Government agencies, banks and phone companies could use facial recognition to identify customers under new laws being put forward by the federal government.

Home Affairs Minister Peter Dutton says proposed identity matching services laws were agreed in a meeting of state and territory leaders with Prime Minister Malcolm Turnbull in October.

Drivers licence photos and data would be stored by the Department of Home Affairs for the purpose of identifying Australians, while passport laws are also proposed to be amended to allow the use of that data too.

Foreign Minister Julie Bishop says passport data would be shared for national security purposes and would allow agencies to detect fraud or security concerns in real time.

“(These services) will help protect Australians by making it easier for security and law enforcement agencies to identify people who are suspects or victims of terrorist or other criminal activity while maintaining privacy safeguards,” she said.

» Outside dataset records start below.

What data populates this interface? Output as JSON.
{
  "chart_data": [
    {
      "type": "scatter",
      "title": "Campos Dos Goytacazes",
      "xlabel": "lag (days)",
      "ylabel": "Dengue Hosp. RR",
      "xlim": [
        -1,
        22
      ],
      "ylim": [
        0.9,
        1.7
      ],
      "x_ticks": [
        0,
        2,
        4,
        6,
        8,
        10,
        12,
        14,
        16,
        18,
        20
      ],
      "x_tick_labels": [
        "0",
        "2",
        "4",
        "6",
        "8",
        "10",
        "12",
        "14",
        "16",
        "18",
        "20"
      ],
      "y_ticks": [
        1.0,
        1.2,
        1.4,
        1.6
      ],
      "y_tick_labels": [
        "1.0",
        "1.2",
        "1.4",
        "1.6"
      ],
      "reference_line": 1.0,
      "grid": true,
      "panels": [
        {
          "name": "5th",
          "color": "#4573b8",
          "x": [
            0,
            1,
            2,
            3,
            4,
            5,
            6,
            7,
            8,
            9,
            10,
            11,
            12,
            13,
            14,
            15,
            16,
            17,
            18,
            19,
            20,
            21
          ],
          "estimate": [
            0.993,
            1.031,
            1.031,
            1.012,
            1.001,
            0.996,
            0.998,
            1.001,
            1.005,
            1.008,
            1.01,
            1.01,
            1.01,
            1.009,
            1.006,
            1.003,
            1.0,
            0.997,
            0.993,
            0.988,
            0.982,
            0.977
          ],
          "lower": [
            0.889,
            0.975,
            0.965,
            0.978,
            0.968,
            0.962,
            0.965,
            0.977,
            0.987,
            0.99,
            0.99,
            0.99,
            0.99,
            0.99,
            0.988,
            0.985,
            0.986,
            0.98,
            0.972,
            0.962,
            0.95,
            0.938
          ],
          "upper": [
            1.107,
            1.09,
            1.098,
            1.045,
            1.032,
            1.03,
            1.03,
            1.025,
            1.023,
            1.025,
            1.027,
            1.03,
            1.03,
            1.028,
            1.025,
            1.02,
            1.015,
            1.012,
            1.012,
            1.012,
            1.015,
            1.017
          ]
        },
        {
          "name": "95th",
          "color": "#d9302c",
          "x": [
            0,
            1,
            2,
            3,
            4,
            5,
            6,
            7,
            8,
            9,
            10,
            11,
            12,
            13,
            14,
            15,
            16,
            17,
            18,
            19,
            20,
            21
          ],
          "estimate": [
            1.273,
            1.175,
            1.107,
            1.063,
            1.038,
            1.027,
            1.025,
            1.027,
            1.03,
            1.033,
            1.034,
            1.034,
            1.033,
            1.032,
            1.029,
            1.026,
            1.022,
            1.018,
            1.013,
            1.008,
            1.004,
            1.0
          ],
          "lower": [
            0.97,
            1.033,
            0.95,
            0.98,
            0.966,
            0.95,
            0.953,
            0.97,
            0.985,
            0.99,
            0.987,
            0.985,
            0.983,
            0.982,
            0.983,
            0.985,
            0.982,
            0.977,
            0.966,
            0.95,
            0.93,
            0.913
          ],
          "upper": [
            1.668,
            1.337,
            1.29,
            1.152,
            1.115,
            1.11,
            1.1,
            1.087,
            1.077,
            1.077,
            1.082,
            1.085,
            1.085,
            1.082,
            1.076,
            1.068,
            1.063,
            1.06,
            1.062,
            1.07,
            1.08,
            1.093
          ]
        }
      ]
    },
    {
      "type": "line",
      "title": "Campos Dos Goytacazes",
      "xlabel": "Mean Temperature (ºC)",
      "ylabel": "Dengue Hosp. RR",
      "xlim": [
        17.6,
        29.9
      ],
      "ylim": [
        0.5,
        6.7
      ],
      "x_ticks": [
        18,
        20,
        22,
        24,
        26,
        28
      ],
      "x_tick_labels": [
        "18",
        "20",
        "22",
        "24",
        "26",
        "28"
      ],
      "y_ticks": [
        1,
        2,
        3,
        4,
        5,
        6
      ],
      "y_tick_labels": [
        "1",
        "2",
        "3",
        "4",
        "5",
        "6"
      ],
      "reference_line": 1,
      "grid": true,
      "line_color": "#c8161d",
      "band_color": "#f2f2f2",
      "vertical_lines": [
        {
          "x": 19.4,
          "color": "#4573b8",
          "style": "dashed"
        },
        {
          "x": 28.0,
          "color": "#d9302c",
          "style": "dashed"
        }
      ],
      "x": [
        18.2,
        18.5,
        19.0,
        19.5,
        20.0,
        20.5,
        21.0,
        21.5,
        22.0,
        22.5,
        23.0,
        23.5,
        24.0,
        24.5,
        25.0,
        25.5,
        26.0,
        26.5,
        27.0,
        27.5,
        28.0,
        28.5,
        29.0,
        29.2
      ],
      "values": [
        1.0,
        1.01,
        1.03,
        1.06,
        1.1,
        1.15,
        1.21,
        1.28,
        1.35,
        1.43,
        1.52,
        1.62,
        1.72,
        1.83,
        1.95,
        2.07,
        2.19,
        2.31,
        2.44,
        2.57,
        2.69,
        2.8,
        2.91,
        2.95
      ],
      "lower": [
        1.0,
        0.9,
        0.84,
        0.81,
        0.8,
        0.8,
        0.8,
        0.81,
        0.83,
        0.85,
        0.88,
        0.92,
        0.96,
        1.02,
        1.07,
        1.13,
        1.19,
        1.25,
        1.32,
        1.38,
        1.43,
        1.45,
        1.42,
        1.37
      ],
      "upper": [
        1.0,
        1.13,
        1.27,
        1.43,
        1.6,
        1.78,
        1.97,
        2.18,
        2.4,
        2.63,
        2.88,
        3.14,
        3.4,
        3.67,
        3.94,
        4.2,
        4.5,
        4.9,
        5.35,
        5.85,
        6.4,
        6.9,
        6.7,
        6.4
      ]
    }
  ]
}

It would be particularly important for protecting Australians at large-scale events like the upcoming Commonwealth Games, she said.

Under the overarching identity matching legislation certain information including political opinions and religious beliefs would be excluded from data collection, Mr Dutton said.

“This is to ensure the department may only collect and use and disclose those types of information that are reasonably necessary in order to provide the identity matching services,” Mr Dutton told parliament on Wednesday.

The service would initially be used by the public sector, but later be rolled out to private services including banks and phone companies, but only with the consent of the person whose identity is being verified.